"Deeply disappointing experience of CAMHS"

I am writing to express my deeply disappointing experience of CAMHS services. I have been attending appointments there for the last 18 months or so with my ten year old son. I would like it noted that if it were not for his doctor there at present I'm not sure if I would be fit enough to write this letter.

The service we have received prior to this intervention has been appalling. Being a professional myself within the NHS with a background of working with children I am so disappointed. Recognising early signs and a clear difference in my son to his siblings and having great difficulty with his behaviour I requested that my GP made a referral as we wished to know if this was behaviour or something underlying.

Our first meeting was with the CAMHS nurse who took some history developmental. We were offered a 14 week parenting course which we felt we must attend as has heard you need to jump through hoops to get help. Following the 14 weeks and utilising the measures we found very little improvement and informed CAMHS of this.

Following info from school more appointment discussing development behaviour I attended an appointment to discuss the findings. I was told my son has ASD this was discussed at MDT meeting and this was the results. I was told I would receive a report and information to signpost support. This information never came and I eventually received my sons report full of spelling mistakes and no updated information about 8 months later after constantly requesting it.

During this period my son became worse very unmanageable and tried to jump out his window and attack myself and his siblings with a knife. I had discussed previous to this with his CAMHS nurse that I would like to see the psychiatrist as I feel there was more to my son. The nurse said it would be 6 to 8 weeks to see the doctor. My son became progressively worse and wanted to die and was completely unmanageable. I contacted CAMHS on a weekly sometimes daily basis to highlight these issues. Most days I would get no call back even the receptionist said has no one called you back yet?

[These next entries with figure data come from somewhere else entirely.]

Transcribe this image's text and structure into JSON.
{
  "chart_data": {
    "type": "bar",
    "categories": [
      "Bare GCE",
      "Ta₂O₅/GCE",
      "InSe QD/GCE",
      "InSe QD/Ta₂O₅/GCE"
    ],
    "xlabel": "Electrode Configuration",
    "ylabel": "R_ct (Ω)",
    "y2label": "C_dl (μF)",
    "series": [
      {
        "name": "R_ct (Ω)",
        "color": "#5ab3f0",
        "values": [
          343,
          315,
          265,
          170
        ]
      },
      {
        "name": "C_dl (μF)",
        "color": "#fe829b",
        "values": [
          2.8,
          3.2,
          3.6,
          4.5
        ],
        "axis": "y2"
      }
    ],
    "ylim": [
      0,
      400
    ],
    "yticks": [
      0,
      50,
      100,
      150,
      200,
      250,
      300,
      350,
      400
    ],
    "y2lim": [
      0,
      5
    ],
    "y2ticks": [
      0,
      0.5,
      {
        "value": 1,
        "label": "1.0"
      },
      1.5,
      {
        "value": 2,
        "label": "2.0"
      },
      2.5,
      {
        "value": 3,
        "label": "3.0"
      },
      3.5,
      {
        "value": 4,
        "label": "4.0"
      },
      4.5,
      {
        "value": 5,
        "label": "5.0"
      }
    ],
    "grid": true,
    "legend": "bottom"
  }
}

One day during this period we went to GP who reverted us back to CAMHS. We knew we needed a doctor but no one would listen. Being very upset we voiced that we felt no further forward had no support and needed to see a doctor. We were told so! Is that the way we acknowledge empathy to families in crisis? The same day I was called by a psychologist who I had never met who had read the notes on request and asked if there was any trigger. I had a son at home who wanted to die, no trigger. I feel this is completely unacceptable and the lack of support and intervention has had a profound effect on all of us we all now have mental health issues.

Working in acute care front line had an adult be behaving that way wanting to die having a kid trying to jump out a window they would be acutely assessed. Why was it not taken seriously for my son? Is he discriminated against as he has ASD and there must be a trigger? Do high functioning autistic people not commit suicide or have mood disorders?

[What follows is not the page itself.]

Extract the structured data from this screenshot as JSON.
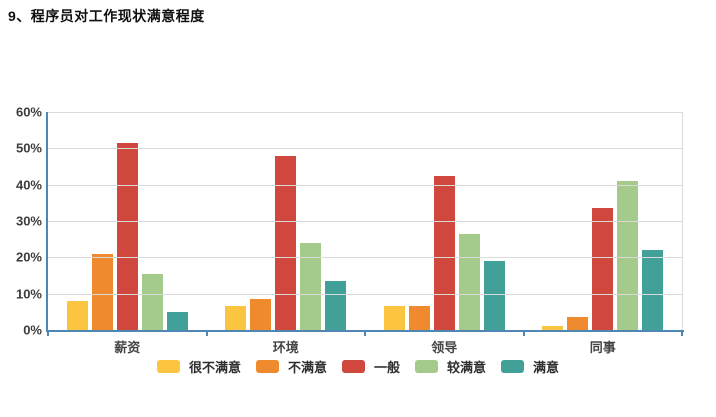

Telling parents to remove the knives lock the windows risk assess for 6 weeks is appalling. As is telling parents if he did jump out a window the waiting time to see the psychiatrist would be the same. Finally getting to the psychiatrist my son was appropriately diagnosed with ADHD as well as ASD with traits of PDA, getting medication which he badly needed for that period has stopped him saying he wants to die thank god.

Additionally he has huge sensory issues and is currently getting seen by speech therapy on my request and awaits occupational health. I have written to the minister for mental health and await a response. Whilst I am grateful my son does now have appropriate diagnosis the system is poor.

Parents are the prime educators and know their children best. Doctors should be at the forefront with these vulnerable groups. As previously stated an adult in acute crisis would be treated better. My family continue to suffer his twin sister has been badly affected, I had months off of work due to stress and his older brother has issues going to attend counselling. In other areas these kids are seen by paediatricians as part of the assessment and input from the MDT should be timely. Why are parents not at this meeting? Support should be given to the family as a whole.

I now have friends who have attended woodside - no parenting course for them and they were referred to autistic assessment centre. I was never offered this, why? Is it the same assessment process for all or is it based on the nurse's own thoughts? 

I would like a proper professional report on my son with factual and up to date information which was given. Not a bit of paper to get rid of us. I would like answers and I would like help for my family as a whole.